Second, although admitting that National Union's exclusion is ambiguous, plaintiffs ask the court to construe this exclusionary provision strictly against the insurance companies without the aid of extrinsic evidence. In support of their position, plaintiffs cite a number of Florida and Illinois cases which purport to hold that a court is required to decipher an ambiguous insurance exclusion without the benefit of proffered extrinsic evidence ("ambiguous policy exclusions are strictly construed without resort to extrinsic evidence").
However, none of the cases cited by plaintiffs purports to exclude relevant extrinsic evidence to explain the ambiguous term.
Finally, plaintiffs contend that a recent Illinois district court decision, UNR Industries, Inc. v. Continental Insurance Co., 85-3532, 83-2523 (N.D. Ill. Nov. 8, 1988), which held that an "asbestosis" exclusion in a Northbrook policy was unambiguous and applied only to claims arising from the disease medically known as asbestosis, has the additional effect of collaterally estopping Northbrook and Home from relitigating whether Northbrook used the term asbestosis generically. In view of the Illinois court reconsideration and vacation of its prior holding, it is not necessary to address this issue further.
We also reiterate that although a determination of whether a contract term is ambiguous is deemed to be a question to be determined by the trial judge, that determination does not "become imbued with stare decisis effect just because a judge made it." South Hampton Co. v. Stinnes Corp., 733 F.2d 1108, 1115 n.5 (5th Cir. 1984).
In summary, we therefore hold that the exclusionary language used in the insurance contracts at issue is ambiguous and that we will admit extrinsic evidence to assist us in deciphering the intent of the parties who attach different meanings to these exclusions.
We emphasize that summary judgment, whether whole or partial, is a severe remedy because it "challenges the very existence or legal sufficiency of the claim or defense to which it is addressed." 10 C. Wright, A. Miller & M. Kane, Federal Practice and Procedure § 2711 (1983). It is an appropriate vehicle only when the evidence presented demonstrates that no genuine issue of material fact remains to be decided at trial. It becomes most inappropriate when the non-moving party survives "the rigors of demonstrating the potential for a prima facie case at trial." Abraham v. Graphic Arts International Union, 212 U.S. App. D.C. 412, 660 F.2d 811, 817 (D.C. Cir. 1981). In this case the cumulative weight of the copious pleadings and the extrinsic evidence which we have permitted to be introduced, has raised substantial issues of material fact. It is unnecessary for us to get into and to discuss the merits or the weight accorded to each piece of evidence. It is enough that careful consideration of the record reveals unresolved questions of the parties' intent to exclude from coverage more than the single disease asbestosis.
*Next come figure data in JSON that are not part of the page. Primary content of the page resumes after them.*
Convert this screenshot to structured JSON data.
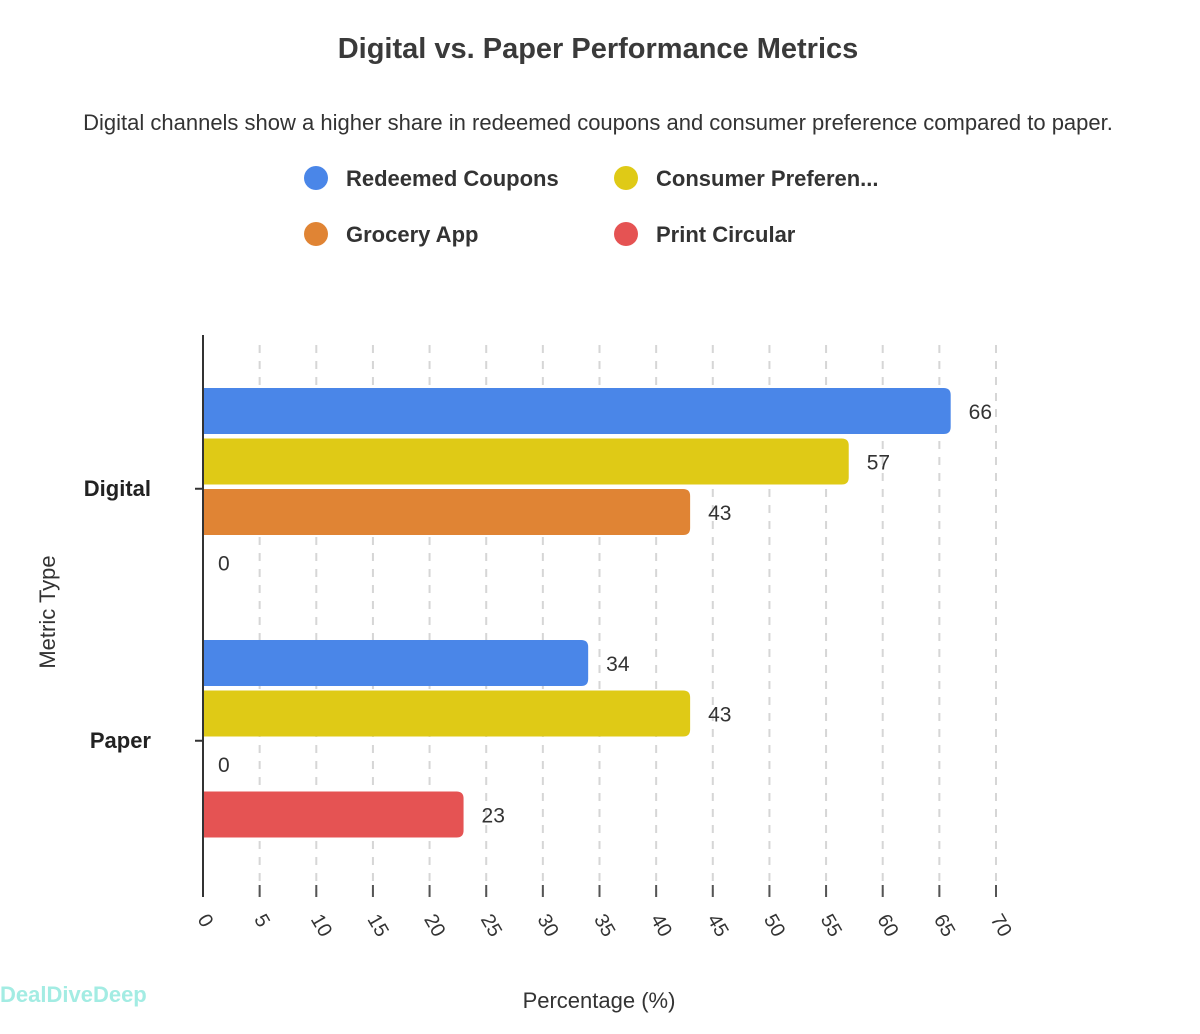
{
  "watermark": "DealDiveDeep",
  "chart_data": {
    "type": "bar",
    "orientation": "horizontal",
    "title": "Digital vs. Paper Performance Metrics",
    "subtitle": "Digital channels show a higher share in redeemed coupons and consumer preference compared to paper.",
    "xlabel": "Percentage (%)",
    "ylabel": "Metric Type",
    "categories": [
      "Digital",
      "Paper"
    ],
    "series": [
      {
        "name": "Redeemed Coupons",
        "color": "#4a86e8",
        "values": [
          66,
          34
        ]
      },
      {
        "name": "Consumer Preferen...",
        "color": "#dfca16",
        "values": [
          57,
          43
        ]
      },
      {
        "name": "Grocery App",
        "color": "#e08434",
        "values": [
          43,
          0
        ]
      },
      {
        "name": "Print Circular",
        "color": "#e55353",
        "values": [
          0,
          23
        ]
      }
    ],
    "xlim": [
      0,
      70
    ],
    "xticks": [
      0,
      5,
      10,
      15,
      20,
      25,
      30,
      35,
      40,
      45,
      50,
      55,
      60,
      65,
      70
    ],
    "grid": "vertical dashed",
    "legend": "top",
    "data_labels": true
  }
}
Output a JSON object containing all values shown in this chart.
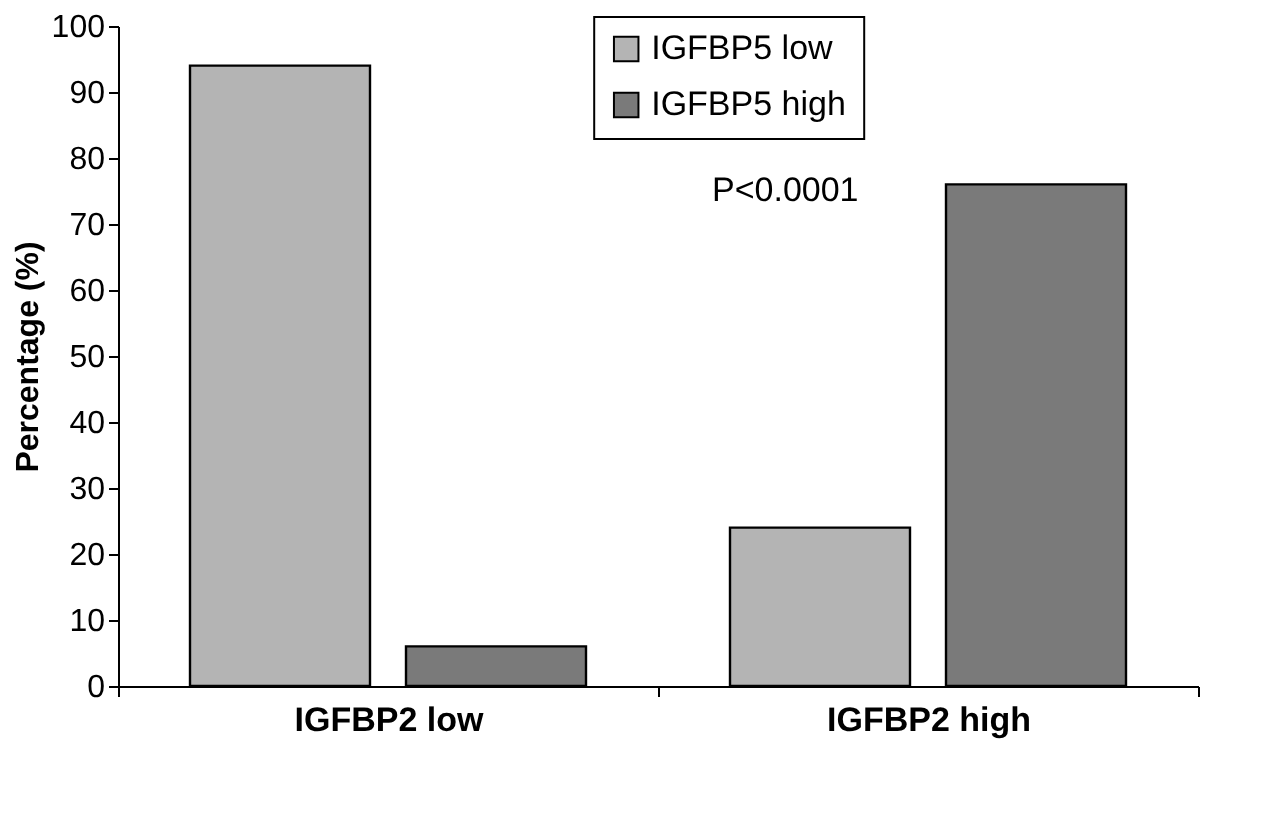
{
  "chart_data": {
    "type": "bar",
    "ylabel": "Percentage (%)",
    "categories": [
      "IGFBP2 low",
      "IGFBP2 high"
    ],
    "series": [
      {
        "name": "IGFBP5 low",
        "color": "#b4b4b4",
        "values": [
          94,
          24
        ]
      },
      {
        "name": "IGFBP5 high",
        "color": "#7a7a7a",
        "values": [
          6,
          76
        ]
      }
    ],
    "ylim": [
      0,
      100
    ],
    "yticks": [
      0,
      10,
      20,
      30,
      40,
      50,
      60,
      70,
      80,
      90,
      100
    ],
    "grid": false,
    "legend": "top",
    "annotations": [
      "P<0.0001"
    ]
  }
}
An order consistent with the foregoing has been entered this day.
ORDER - January 17, 1989, Filed
Upon consideration of plaintiffs' Motion for Partial Summary Judgment that the Asbestos-Related Exclusions to Defendants' Policies Exclude Coverage Only for the Single, Distinct Disease Asbestosis, defendants' Opposition thereto, and the entire record herein, it is this 13th day of January, 1989
ORDERED that plaintiffs' motion is denied.